Rule-Based Post-Processing
Applies YAML-defined logic to enforce business rules, derive new fields, and normalize outputs to match analytical needs.
Scalable Architecture
Modular design with batch pipelines, parameterized runs, and extensive configuration for production-scale deployment.
Architecture & Workflow
The pipeline is built with modular components that load configuration from YAML/JSON files, handle images and videos via dynamic keyframe extraction, and construct prompts tailored to each field’s accepted values. It integrates OpenAI’s GPT-4o vision models with optional OCR engines for rich text extraction. Post-processing logic enforces business rules and ensures standardized CSV output ready for downstream analytics.

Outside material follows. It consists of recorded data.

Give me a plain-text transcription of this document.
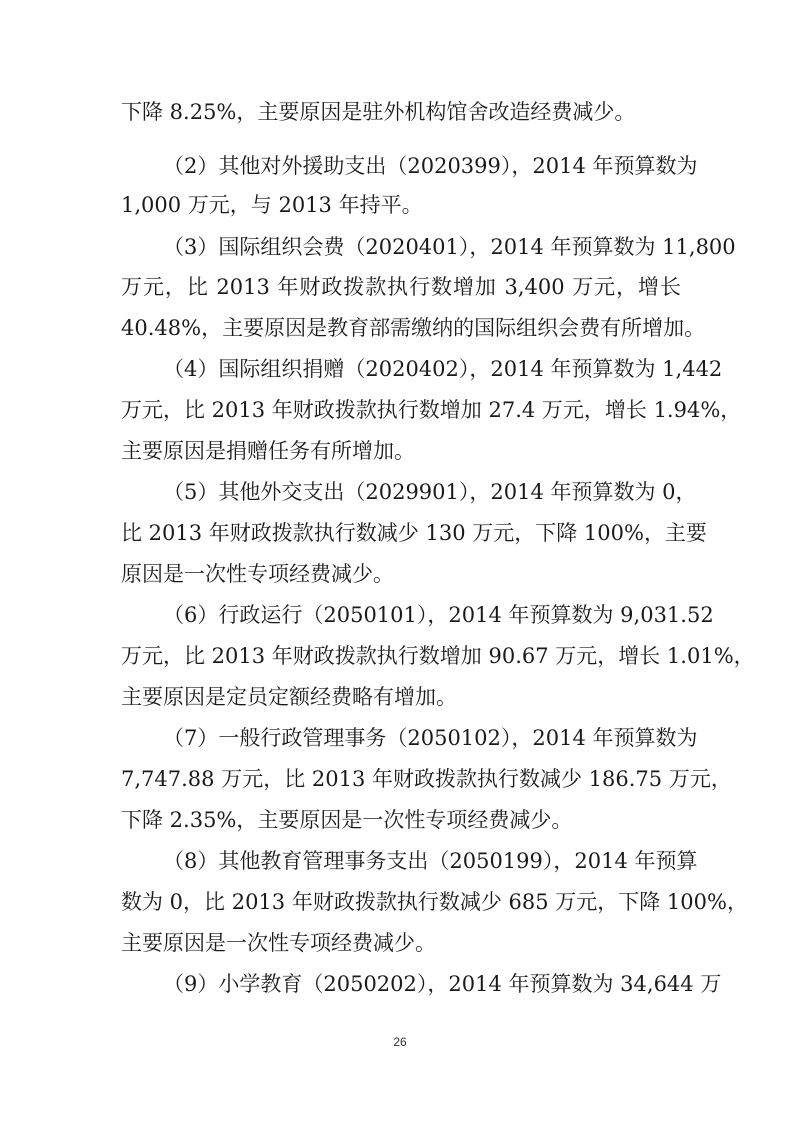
下降 8.25%，主要原因是驻外机构馆舍改造经费减少。
（2）其他对外援助支出（2020399），2014 年预算数为
1,000 万元，与 2013 年持平。
（3）国际组织会费（2020401），2014 年预算数为 11,800
万元，比 2013 年财政拨款执行数增加 3,400 万元，增长
40.48%，主要原因是教育部需缴纳的国际组织会费有所增加。
（4）国际组织捐赠（2020402），2014 年预算数为 1,442
万元，比 2013 年财政拨款执行数增加 27.4 万元，增长 1.94%，
主要原因是捐赠任务有所增加。
（5）其他外交支出（2029901），2014 年预算数为 0，
比 2013 年财政拨款执行数减少 130 万元，下降 100%，主要
原因是一次性专项经费减少。
（6）行政运行（2050101），2014 年预算数为 9,031.52
万元，比 2013 年财政拨款执行数增加 90.67 万元，增长 1.01%，
主要原因是定员定额经费略有增加。
（7）一般行政管理事务（2050102），2014 年预算数为
7,747.88 万元，比 2013 年财政拨款执行数减少 186.75 万元，
下降 2.35%，主要原因是一次性专项经费减少。
（8）其他教育管理事务支出（2050199），2014 年预算
数为 0，比 2013 年财政拨款执行数减少 685 万元，下降 100%，
主要原因是一次性专项经费减少。
（9）小学教育（2050202），2014 年预算数为 34,644 万
26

The system is designed to be highly adaptable: new fields, categories, and rules can be added without changing code, making it ideal for dynamic marketing and product cataloging requirements.
Results & Business Impact
By replacing manual outsourcing with AI-driven tagging, Pernod Ricard achieved significant cost savings (10x–50x reduction) while maintaining high accuracy. The solution supports scalable, repeatable data labeling workflows that align with internal standards and marketing needs. Careful collaboration with the client's teams ensures effective tag definition and prompt design for optimal results.